L'éducation nous enseigne que nous ne sommes jamais assez raisonnables.
Il paraît
donc surprenant de voir dans un usage excessif de la raison un risque et peut-être même un danger.
Autrement dit, si la raison est nécessaire à la
sociabilisation de l'homme, faut-il que l'homme s'en méfie ? Privilégier excessivement la raison, est-ce nuire à l'équilibre de la nature humaine qui trouve
son juste milieu entre la raison et l'affection, et risquer d'abîmer l'union de l'âme et du corps ?
[I.
On n'est jamais assez raisonnable]
La raison est le propre de l'homme.
Elle lui appartient en propre et même le définit.
Seul l'homme est donc capable d'être raisonnable.
La raison représente
pour lui un privilège, une chance qui le distingue de l'animal qui, quant à lui, ne sait qu'être instinctif et irréfléchi.
Parce qu'elle appartient à l'humanité tout
entière, la raison appartient à chaque homme en particulier.

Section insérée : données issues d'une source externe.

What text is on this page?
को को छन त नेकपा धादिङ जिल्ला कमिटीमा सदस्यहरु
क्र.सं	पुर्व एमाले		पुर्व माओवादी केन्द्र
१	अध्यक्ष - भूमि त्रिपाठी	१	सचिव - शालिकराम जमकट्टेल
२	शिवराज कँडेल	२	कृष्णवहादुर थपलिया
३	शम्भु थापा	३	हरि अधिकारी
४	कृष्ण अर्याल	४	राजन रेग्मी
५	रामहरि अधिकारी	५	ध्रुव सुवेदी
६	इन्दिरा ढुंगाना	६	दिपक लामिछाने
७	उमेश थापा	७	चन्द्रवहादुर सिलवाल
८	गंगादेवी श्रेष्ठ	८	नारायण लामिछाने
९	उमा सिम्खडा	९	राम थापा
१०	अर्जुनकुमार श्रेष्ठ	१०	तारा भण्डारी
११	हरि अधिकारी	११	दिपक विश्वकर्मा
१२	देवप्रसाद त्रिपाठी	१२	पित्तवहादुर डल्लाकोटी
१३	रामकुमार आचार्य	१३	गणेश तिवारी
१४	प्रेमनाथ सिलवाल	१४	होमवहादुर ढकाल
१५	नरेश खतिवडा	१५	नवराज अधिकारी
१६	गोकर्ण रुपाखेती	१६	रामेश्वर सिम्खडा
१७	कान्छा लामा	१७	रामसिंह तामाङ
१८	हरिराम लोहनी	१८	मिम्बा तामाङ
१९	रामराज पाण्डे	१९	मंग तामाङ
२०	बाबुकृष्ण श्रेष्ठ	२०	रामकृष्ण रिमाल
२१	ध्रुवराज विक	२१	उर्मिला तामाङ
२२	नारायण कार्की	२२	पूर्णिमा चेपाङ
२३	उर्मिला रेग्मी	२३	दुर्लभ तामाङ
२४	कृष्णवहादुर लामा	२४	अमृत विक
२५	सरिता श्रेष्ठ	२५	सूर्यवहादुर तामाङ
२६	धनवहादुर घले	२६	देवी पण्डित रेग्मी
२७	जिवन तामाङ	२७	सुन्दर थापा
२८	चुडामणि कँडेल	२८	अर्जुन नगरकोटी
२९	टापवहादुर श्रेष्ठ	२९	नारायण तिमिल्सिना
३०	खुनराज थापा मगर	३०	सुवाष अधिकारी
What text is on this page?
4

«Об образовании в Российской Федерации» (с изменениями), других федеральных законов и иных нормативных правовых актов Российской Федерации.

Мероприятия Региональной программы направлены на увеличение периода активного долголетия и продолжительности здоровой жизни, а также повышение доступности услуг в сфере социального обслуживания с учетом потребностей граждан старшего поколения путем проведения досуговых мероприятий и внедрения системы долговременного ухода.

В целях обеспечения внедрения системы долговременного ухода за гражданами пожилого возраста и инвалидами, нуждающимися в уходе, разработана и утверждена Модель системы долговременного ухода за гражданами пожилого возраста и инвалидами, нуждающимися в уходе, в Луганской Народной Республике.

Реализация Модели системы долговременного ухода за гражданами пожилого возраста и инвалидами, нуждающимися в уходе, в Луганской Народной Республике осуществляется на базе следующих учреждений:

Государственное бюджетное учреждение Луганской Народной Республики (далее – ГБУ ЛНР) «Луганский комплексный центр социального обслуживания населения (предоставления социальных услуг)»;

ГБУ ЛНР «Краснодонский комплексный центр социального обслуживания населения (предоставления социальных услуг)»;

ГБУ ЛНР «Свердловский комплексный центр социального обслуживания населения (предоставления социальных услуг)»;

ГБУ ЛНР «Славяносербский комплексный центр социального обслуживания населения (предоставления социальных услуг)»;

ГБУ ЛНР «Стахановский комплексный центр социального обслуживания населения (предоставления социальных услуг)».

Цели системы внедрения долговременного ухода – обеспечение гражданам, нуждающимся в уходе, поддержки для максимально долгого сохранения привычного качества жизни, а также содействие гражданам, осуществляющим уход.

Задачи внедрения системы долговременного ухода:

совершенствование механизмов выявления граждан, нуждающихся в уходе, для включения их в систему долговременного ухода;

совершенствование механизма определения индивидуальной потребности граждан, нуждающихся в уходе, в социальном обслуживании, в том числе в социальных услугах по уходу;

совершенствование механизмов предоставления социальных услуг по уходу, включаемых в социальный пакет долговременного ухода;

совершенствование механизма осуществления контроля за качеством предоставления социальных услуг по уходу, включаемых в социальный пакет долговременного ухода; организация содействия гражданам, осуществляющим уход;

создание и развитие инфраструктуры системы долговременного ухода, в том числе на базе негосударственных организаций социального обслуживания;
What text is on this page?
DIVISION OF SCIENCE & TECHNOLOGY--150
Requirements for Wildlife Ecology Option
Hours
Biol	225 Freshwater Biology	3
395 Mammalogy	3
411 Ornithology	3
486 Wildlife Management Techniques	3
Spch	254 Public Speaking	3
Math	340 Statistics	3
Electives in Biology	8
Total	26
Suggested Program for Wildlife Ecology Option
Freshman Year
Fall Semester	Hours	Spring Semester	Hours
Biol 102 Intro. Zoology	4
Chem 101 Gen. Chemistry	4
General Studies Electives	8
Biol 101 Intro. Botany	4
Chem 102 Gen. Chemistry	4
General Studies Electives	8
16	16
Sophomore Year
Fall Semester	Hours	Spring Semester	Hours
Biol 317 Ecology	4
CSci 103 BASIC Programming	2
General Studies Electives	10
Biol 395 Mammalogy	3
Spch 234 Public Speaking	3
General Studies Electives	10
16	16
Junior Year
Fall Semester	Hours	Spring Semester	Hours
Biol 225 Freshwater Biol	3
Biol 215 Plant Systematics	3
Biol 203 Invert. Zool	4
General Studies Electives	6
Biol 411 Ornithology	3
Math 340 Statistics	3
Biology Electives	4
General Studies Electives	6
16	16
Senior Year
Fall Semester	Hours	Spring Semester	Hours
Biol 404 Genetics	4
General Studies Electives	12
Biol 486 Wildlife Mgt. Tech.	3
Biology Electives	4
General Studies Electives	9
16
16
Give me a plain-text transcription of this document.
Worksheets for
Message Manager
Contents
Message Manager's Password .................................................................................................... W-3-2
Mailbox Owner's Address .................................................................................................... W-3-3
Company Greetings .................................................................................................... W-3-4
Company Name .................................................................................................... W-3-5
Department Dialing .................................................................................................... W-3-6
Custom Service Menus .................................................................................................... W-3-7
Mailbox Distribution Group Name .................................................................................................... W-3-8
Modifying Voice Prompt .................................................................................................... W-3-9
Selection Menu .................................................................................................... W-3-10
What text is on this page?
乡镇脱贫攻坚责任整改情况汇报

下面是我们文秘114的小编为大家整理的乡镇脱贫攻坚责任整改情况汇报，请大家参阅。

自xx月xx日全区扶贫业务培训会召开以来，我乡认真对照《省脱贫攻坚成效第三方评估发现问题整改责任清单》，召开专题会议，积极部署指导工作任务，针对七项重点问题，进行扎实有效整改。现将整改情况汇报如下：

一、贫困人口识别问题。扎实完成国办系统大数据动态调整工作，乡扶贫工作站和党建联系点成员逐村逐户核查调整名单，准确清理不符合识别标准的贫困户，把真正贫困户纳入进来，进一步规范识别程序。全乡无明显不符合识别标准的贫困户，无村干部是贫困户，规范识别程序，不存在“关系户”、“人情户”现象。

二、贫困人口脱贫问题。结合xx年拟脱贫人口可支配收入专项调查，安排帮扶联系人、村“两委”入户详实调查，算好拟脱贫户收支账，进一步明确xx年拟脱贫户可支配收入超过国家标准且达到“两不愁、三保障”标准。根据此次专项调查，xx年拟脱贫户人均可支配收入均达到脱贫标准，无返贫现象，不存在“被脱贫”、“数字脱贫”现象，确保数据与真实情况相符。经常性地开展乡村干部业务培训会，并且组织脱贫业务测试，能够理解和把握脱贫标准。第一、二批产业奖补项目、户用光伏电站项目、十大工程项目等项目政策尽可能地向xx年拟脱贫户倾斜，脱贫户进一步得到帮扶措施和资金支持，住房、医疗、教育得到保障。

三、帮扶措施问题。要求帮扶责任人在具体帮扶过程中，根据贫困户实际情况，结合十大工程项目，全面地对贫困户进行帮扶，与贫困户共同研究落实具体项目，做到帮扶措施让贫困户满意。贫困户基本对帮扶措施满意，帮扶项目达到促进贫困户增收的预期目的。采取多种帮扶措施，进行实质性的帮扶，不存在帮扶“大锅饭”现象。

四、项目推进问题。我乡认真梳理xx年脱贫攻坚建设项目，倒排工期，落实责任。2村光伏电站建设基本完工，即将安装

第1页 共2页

Le philosophe Descartes explicite cette universalité de la raison en l'associant au bon sens : «
Distinguer le vrai d'avec le faux, qui est proprement ce que l'on nomme le bon sens ou la raison, est naturellement égal en tous les hommes.
» Tous les
hommes sont donc susceptibles d'être également raisonnables.
Pourtant certains paraissent plus raisonnables que d'autres.
Qu'est-ce à dire ? On qualifie
habituellement de raisonnable, une attitude sage qui permet d'agir avec justice grâce à une rectitude morale.
Le « raisonnable » renvoie donc à tout ce qui
est de l'ordre de l'action, de l'agissement, de la conduite.
Léon Brunschvicg disait de l'être raisonnable qu'il est un «homme d'expérience, que l'on sait de
conduite prudente et de bon conseil ».
On comprend aisément pourquoi les uns sont susceptibles d'être plus raisonnables que les autres : il s'agit d'une
différence de degré dans l'échelle de la rectitude morale et de l'action vertueuse.
Mais cette distinction permet-elle de porter un jugement de valeur au point
d'accuser certains d'être « trop raisonnables » ?
La raison, parce qu'elle permet d'être raisonnable, est un outil, un instrument qui permet de concourir au progrès de l'esprit humain et de la vertu humaine.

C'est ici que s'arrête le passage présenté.